California Privacy Protection Agency Releases Enforcement Advisory Targeting Data Brokers

California Privacy Protection Agency Issues Enforcement Advisory for Data Brokers

On December 17, 2025, the California Privacy Protection Agency (CPPA) took a significant step to reinforce data protection in the state by announcing its Enforcement Advisory No. 2025-01. This advisory serves as an essential reminder for data brokers of their responsibilities under California’s Delete Act, emphasizing the registration obligations and shedding light on emerging compliance issues.

The Delete Act Overview

At its core, the Delete Act mandates that data brokers register with the CPPA annually and pay a specified fee. This fee is critical, as it funds California’s innovative Delete Request and Opt-Out Platform (DROP).

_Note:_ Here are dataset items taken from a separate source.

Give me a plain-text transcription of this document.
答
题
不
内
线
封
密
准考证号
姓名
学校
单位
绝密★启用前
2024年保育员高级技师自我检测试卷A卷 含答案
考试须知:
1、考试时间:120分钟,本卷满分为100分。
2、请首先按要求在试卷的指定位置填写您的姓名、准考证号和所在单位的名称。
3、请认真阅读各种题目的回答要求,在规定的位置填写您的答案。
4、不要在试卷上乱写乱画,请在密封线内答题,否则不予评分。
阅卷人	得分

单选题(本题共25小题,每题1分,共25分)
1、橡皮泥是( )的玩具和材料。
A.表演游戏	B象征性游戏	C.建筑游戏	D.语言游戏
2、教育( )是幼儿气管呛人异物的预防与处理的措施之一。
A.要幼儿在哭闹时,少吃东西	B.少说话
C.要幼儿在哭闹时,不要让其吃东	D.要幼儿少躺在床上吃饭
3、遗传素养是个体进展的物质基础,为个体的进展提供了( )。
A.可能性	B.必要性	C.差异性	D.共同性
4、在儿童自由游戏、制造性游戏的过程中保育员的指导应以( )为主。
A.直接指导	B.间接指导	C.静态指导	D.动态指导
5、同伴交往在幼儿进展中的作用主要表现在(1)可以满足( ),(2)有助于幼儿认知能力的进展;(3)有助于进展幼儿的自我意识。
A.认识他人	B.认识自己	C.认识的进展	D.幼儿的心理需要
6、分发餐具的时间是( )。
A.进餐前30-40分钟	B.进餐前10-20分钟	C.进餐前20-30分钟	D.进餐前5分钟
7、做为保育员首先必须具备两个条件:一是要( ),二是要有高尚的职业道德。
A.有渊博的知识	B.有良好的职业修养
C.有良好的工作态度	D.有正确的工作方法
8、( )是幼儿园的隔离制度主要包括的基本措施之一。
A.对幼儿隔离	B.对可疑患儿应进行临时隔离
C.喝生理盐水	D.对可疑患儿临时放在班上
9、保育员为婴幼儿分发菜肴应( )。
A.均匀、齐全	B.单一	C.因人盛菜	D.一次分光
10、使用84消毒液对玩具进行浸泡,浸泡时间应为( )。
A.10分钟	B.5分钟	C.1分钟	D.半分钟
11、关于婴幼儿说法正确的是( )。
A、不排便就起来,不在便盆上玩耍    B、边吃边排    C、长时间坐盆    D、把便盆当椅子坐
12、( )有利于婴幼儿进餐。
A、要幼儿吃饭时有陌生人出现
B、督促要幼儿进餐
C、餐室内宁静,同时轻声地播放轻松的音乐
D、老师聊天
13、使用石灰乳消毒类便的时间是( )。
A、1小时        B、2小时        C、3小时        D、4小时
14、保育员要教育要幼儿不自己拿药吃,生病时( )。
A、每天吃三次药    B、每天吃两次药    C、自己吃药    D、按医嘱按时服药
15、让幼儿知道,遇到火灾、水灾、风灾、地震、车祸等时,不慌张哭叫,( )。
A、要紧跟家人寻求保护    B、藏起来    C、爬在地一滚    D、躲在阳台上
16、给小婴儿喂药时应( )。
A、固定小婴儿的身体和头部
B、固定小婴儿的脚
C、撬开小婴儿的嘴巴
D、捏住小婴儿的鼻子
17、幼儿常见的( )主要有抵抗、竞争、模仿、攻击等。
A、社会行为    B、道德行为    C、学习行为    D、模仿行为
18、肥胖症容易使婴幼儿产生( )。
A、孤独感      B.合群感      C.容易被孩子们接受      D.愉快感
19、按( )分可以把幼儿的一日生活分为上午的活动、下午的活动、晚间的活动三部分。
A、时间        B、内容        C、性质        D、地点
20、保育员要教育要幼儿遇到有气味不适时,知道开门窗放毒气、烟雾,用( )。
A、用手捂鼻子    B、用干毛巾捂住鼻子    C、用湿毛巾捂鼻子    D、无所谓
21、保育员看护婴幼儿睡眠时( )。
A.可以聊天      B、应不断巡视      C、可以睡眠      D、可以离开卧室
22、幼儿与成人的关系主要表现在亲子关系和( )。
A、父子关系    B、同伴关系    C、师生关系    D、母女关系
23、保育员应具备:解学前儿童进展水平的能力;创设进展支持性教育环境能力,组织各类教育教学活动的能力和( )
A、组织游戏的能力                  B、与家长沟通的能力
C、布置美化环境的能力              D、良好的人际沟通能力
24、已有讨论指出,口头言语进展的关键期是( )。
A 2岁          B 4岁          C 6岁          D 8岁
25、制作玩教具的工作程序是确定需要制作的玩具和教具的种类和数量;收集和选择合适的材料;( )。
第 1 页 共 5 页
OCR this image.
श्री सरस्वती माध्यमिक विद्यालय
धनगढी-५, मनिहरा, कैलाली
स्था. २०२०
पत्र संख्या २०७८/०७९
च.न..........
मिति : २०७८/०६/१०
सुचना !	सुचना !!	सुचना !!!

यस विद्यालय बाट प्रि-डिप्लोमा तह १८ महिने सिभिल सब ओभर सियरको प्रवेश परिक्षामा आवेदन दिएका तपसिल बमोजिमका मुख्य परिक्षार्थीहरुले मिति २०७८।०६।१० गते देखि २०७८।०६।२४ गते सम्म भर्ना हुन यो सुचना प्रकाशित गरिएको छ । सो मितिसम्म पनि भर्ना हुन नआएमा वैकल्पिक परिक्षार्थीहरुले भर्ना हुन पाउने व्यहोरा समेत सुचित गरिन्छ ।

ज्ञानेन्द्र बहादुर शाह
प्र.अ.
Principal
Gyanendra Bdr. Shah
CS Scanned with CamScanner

Beginning January 1, 2026, DROP will empower consumers to submit a single deletion request, effectively asking all registered data brokers to erase their personal information from their databases. This makes compliance not just a regulatory requirement but a key part of maintaining consumer trust.

Key Takeaways from the Advisory

The advisory outlines several critical reminders for data brokers, ensuring clarity on compliance expectations:

1. Separate Registration of Each Data Broker Entity

   • Each data broker must independently register, even if they are subsidiaries of a parent company. Relying on an affiliated entity’s registration is not permitted. This ensures accountability at every level of the data brokerage operation.

2. Trade Names and Websites

   • It’s imperative for data brokers to accurately list all their trade names and websites during the registration process. Verification of this information is vital; brokers must ensure that provided links are functional and lead to a page detailing how consumers can exercise their privacy rights without deceptive design.
3. Penalties for Non-Compliance
   • Failure to register can result in substantial repercussions, including administrative fines of $200 per day, in addition to covering the CPPA’s costs associated with enforcement actions. This penalty underscores the seriousness of compliance.

Steps for Ensuring Compliance

In light of the advisory, data broker businesses have a roadmap to ensure they meet these obligations. Here are a few actionable steps:

• Update Trade Names and Website Links

  • Regularly check and confirm that all trade names and website links listed in your registration are updated and operational. An accurate representation is crucial.

• Entity Structure Audit

  • Conduct a thorough review to ensure that each legal entity engaged in data brokering is registered with its own DROP account. This helps maintain compliance across the board.

• Review Consumer Rights Page

  • It’s vital to ensure the webpage linked at registration not only works but also provides a clear and informative outline of how consumers can exercise their privacy rights. A transparent approach helps foster trust with consumers.
• Deadlines
  • Setting internal reminders for the annual registration deadline, which falls on January 31, is crucial for avoiding non-compliance penalties. Keeping track of this date ensures that businesses remain proactive in their regulatory responsibilities.

Additional Resources and Next Steps

For further details about California’s data broker registration requirements, the CPPA provides extensive resources. Interested parties can navigate to California Expands Data Broker Registration Requirements for a more comprehensive overview.

Additionally, insights related to California’s Delete Request and Opt-Out Platform can be explored at California’s New Delete Request Tool Impacts Data Brokers and Residents, which elucidates how businesses and consumers alike will be affected by these regulatory changes.

With California taking proactive steps to strengthen consumer privacy, data brokers must ensure they are informed, prepared, and compliant to navigate this evolving landscape successfully.